Buffalo, New York – March 3rd, 2015

Group Highlights Preserving Enhanced First Officer Qualification Requirements; Accelerating Pilot Records Database Implementation

In conjunction with this morning’s full committee hearing of the House of Representative’s Committee on Transportation and Infrastructure featuring FAA Administrator Michael Huerta and the topic of the upcoming FAA Reauthorization, the ‘Families of Continental Flight 3407’ announced that group members would be in attendance.  The group recently completed an outreach trip to Washington where they met with staffers on both sides of the Hill focusing on the group’s reauthorization priorities.
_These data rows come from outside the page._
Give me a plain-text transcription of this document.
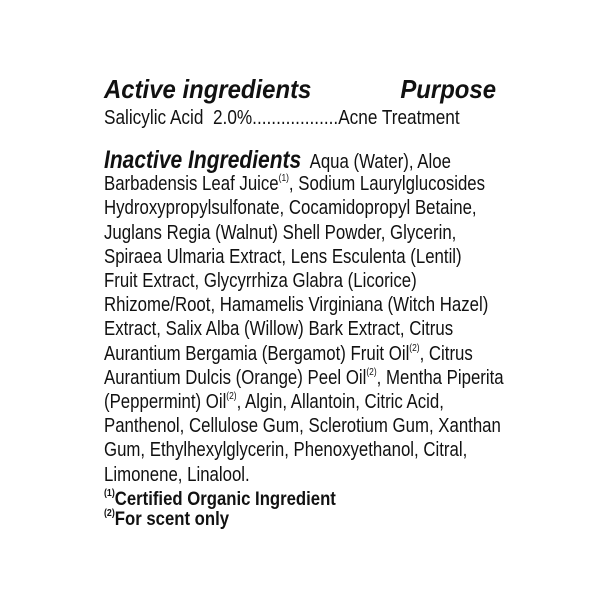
Active ingredients	Purpose
Salicylic Acid  2.0%..................Acne Treatment
Inactive Ingredients Aqua (Water), Aloe
Barbadensis Leaf Juice$^{(1)}$, Sodium Laurylglucosides
Hydroxypropylsulfonate, Cocamidopropyl Betaine,
Juglans Regia (Walnut) Shell Powder, Glycerin,
Spiraea Ulmaria Extract, Lens Esculenta (Lentil)
Fruit Extract, Glycyrrhiza Glabra (Licorice)
Rhizome/Root, Hamamelis Virginiana (Witch Hazel)
Extract, Salix Alba (Willow) Bark Extract, Citrus
Aurantium Bergamia (Bergamot) Fruit Oil$^{(2)}$, Citrus
Aurantium Dulcis (Orange) Peel Oil$^{(2)}$, Mentha Piperita
(Peppermint) Oil$^{(2)}$, Algin, Allantoin, Citric Acid,
Panthenol, Cellulose Gum, Sclerotium Gum, Xanthan
Gum, Ethylhexylglycerin, Phenoxyethanol, Citral,
Limonene, Linalool.
$^{(1)}$Certified Organic Ingredient
$^{(2)}$For scent only
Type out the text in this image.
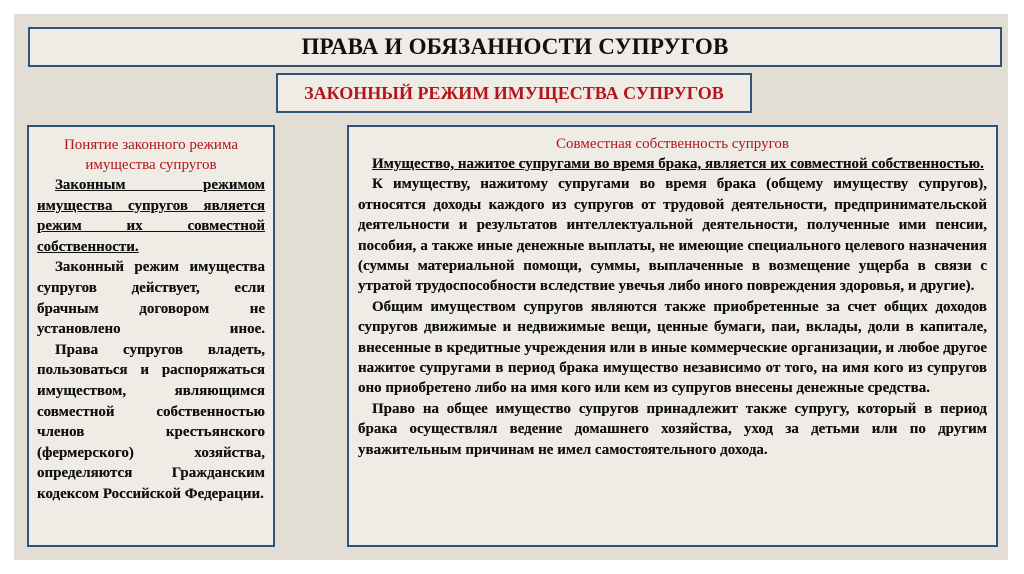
ПРАВА И ОБЯЗАННОСТИ СУПРУГОВ
ЗАКОННЫЙ РЕЖИМ ИМУЩЕСТВА СУПРУГОВ

Понятие законного режима имущества супругов

Законным режимом имущества супругов является режим их совместной собственности.

Законный режим имущества супругов действует, если брачным договором не установлено иное.

Права супругов владеть, пользоваться и распоряжаться имуществом, являющимся совместной собственностью членов крестьянского (фермерского) хозяйства, определяются Гражданским кодексом Российской Федерации.

Совместная собственность супругов

Имущество, нажитое супругами во время брака, является их совместной собственностью.

К имуществу, нажитому супругами во время брака (общему имуществу супругов), относятся доходы каждого из супругов от трудовой деятельности, предпринимательской деятельности и результатов интеллектуальной деятельности, полученные ими пенсии, пособия, а также иные денежные выплаты, не имеющие специального целевого назначения (суммы материальной помощи, суммы, выплаченные в возмещение ущерба в связи с утратой трудоспособности вследствие увечья либо иного повреждения здоровья, и другие).

Общим имуществом супругов являются также приобретенные за счет общих доходов супругов движимые и недвижимые вещи, ценные бумаги, паи, вклады, доли в капитале, внесенные в кредитные учреждения или в иные коммерческие организации, и любое другое нажитое супругами в период брака имущество независимо от того, на имя кого из супругов оно приобретено либо на имя кого или кем из супругов внесены денежные средства.

Право на общее имущество супругов принадлежит также супругу, который в период брака осуществлял ведение домашнего хозяйства, уход за детьми или по другим уважительным причинам не имел самостоятельного дохода.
“For the memory of Elly and all our loved ones, it is important that the issue of regional airline safety not be forgotten during this reauthorization process,” declared John Kausner of Clarence Center, New York, who lost his twenty-four year old daughter Elly when Flight 3407 crashed less than a mile from their family’s home.  “As we saw with the news of the United Airlines safety memo last week, we must stay constantly vigilant, as complacency is our number one enemy.  The FAA, at the unanimous direction of Congress, has taken a major step in raising the bar in the preparation of regional airline first officers, both qualitatively with the creation of a comprehensive Airline Transport Pilot certification program, and quantitatively, with the requirement of additional hand-flying and other operating experience in the cockpit.  We call on Administrator Huerta, as well as Chairman Shuster and Ranking Member DeFazio, to resist industry pressure to water down some of these requirements.  As we continue to emphasize ‘One Level of Safety’, a passenger from Scottsbluff, Nebraska deserves the same level of commitment to safety as a passenger flying out of an airport, such as Chicago O’Hare, that may be more likely to be serviced by a mainline carrier.”
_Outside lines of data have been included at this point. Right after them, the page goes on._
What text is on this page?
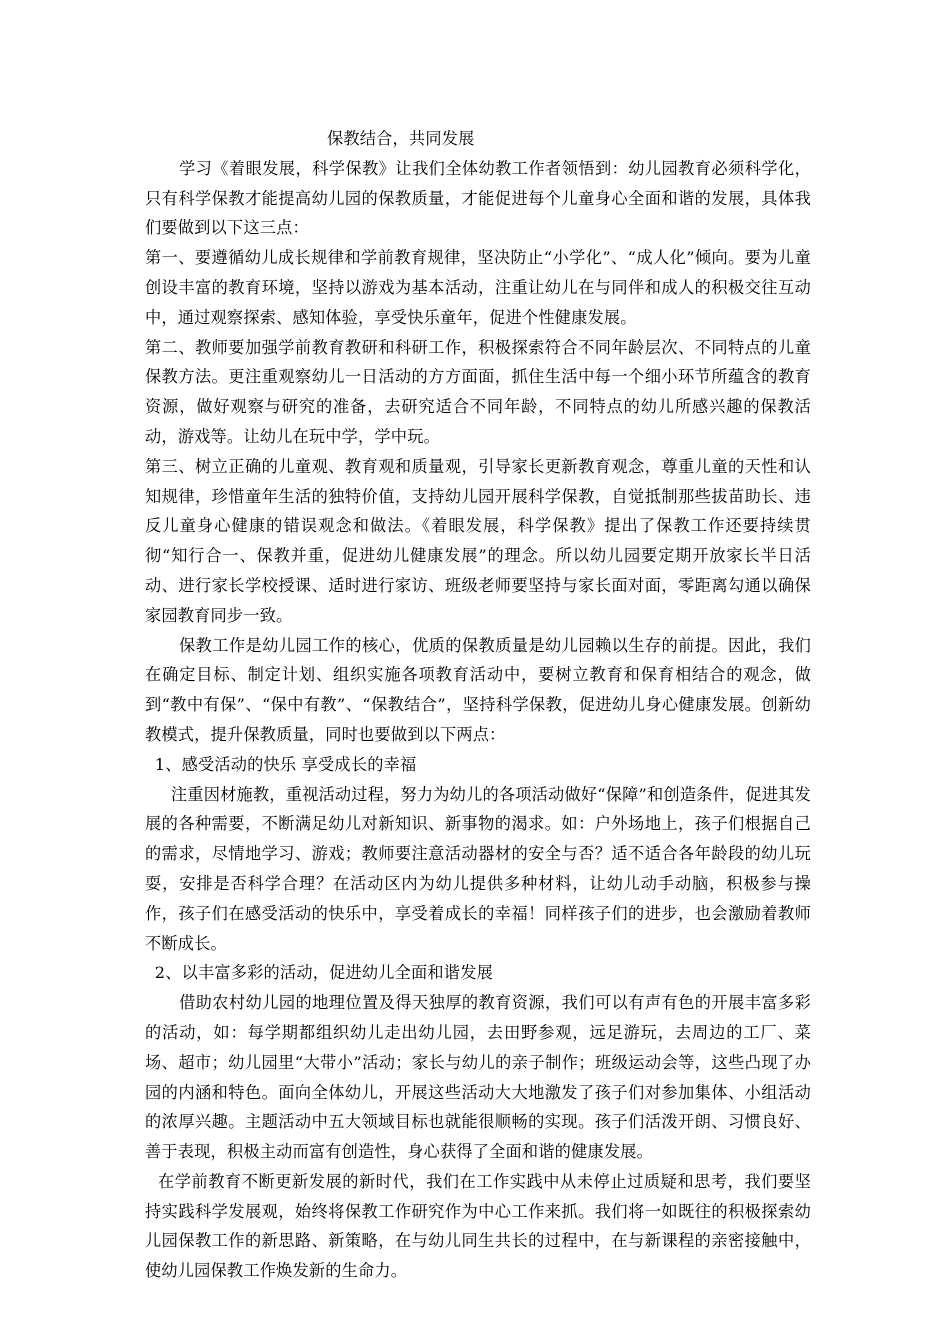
保教结合，共同发展

学习《着眼发展，科学保教》让我们全体幼教工作者领悟到：幼儿园教育必须科学化，只有科学保教才能提高幼儿园的保教质量，才能促进每个儿童身心全面和谐的发展，具体我们要做到以下这三点：

第一、要遵循幼儿成长规律和学前教育规律，坚决防止“小学化”、“成人化”倾向。要为儿童创设丰富的教育环境，坚持以游戏为基本活动，注重让幼儿在与同伴和成人的积极交往互动中，通过观察探索、感知体验，享受快乐童年，促进个性健康发展。

第二、教师要加强学前教育教研和科研工作，积极探索符合不同年龄层次、不同特点的儿童保教方法。更注重观察幼儿一日活动的方方面面，抓住生活中每一个细小环节所蕴含的教育资源，做好观察与研究的准备，去研究适合不同年龄，不同特点的幼儿所感兴趣的保教活动，游戏等。让幼儿在玩中学，学中玩。

第三、树立正确的儿童观、教育观和质量观，引导家长更新教育观念，尊重儿童的天性和认知规律，珍惜童年生活的独特价值，支持幼儿园开展科学保教，自觉抵制那些拔苗助长、违反儿童身心健康的错误观念和做法。《着眼发展，科学保教》提出了保教工作还要持续贯彻“知行合一、保教并重，促进幼儿健康发展”的理念。所以幼儿园要定期开放家长半日活动、进行家长学校授课、适时进行家访、班级老师要坚持与家长面对面，零距离勾通以确保家园教育同步一致。

保教工作是幼儿园工作的核心，优质的保教质量是幼儿园赖以生存的前提。因此，我们在确定目标、制定计划、组织实施各项教育活动中，要树立教育和保育相结合的观念，做到“教中有保”、“保中有教”、“保教结合”，坚持科学保教，促进幼儿身心健康发展。创新幼教模式，提升保教质量，同时也要做到以下两点：

1、感受活动的快乐 享受成长的幸福

注重因材施教，重视活动过程，努力为幼儿的各项活动做好“保障”和创造条件，促进其发展的各种需要，不断满足幼儿对新知识、新事物的渴求。如：户外场地上，孩子们根据自己的需求，尽情地学习、游戏；教师要注意活动器材的安全与否？适不适合各年龄段的幼儿玩耍，安排是否科学合理？在活动区内为幼儿提供多种材料，让幼儿动手动脑，积极参与操作，孩子们在感受活动的快乐中，享受着成长的幸福！同样孩子们的进步，也会激励着教师不断成长。

2、以丰富多彩的活动，促进幼儿全面和谐发展

借助农村幼儿园的地理位置及得天独厚的教育资源，我们可以有声有色的开展丰富多彩的活动，如：每学期都组织幼儿走出幼儿园，去田野参观，远足游玩，去周边的工厂、菜场、超市；幼儿园里“大带小”活动；家长与幼儿的亲子制作；班级运动会等，这些凸现了办园的内涵和特色。面向全体幼儿，开展这些活动大大地激发了孩子们对参加集体、小组活动的浓厚兴趣。主题活动中五大领域目标也就能很顺畅的实现。孩子们活泼开朗、习惯良好、善于表现，积极主动而富有创造性，身心获得了全面和谐的健康发展。

在学前教育不断更新发展的新时代，我们在工作实践中从未停止过质疑和思考，我们要坚持实践科学发展观，始终将保教工作研究作为中心工作来抓。我们将一如既往的积极探索幼儿园保教工作的新思路、新策略，在与幼儿同生共长的过程中，在与新课程的亲密接触中，使幼儿园保教工作焕发新的生命力。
In addition to preserving the enhanced first officer qualification requirements, the group also called on Huerta and congressional members to come up with an expedited timeline for the implementation of an electronic pilot records database.  This database, which would assist in the screening and hiring of pilot applicants, was necessitated by the revelation that Colgan Air hired the captain of Flight 3407 without full awareness of some of his previous training deficiencies.  Since FAA and DOT released a projected timeline for the rule making back in May 2013, the target date for a Notice of Proposed Rule Making to be published has slid from January 2015, to April 2015, to October 2015, and now most recently in a February 2015 tracking report, all the way to April 2016.

“Obviously we are extremely concerned with the repeated delays in this process,” stated Susan Bourque of East Aurora, New York, who lost her sister Beverly Eckert, a prominent 9/11 widow and activist.  “No other family should ever have to suffer as we did on account of anything but one hundred percent transparency in the pilot screening and hiring process.  We are counting on Administrator Huerta and his agency to get this process back on track, and furthermore, call on congressional leadership in both houses to put some statutory deadlines on this undertaking as well.  This is an entirely common-sense reform that, six years after the crash, needed to be in place much, much sooner.”

Today’s hearing, entitled ‘Federal Aviation Administration Reauthorization: Enabling a 21st Century Aviation System’, will be held at 9:30 a.m. in Room 2167 Rayburn House Office Building.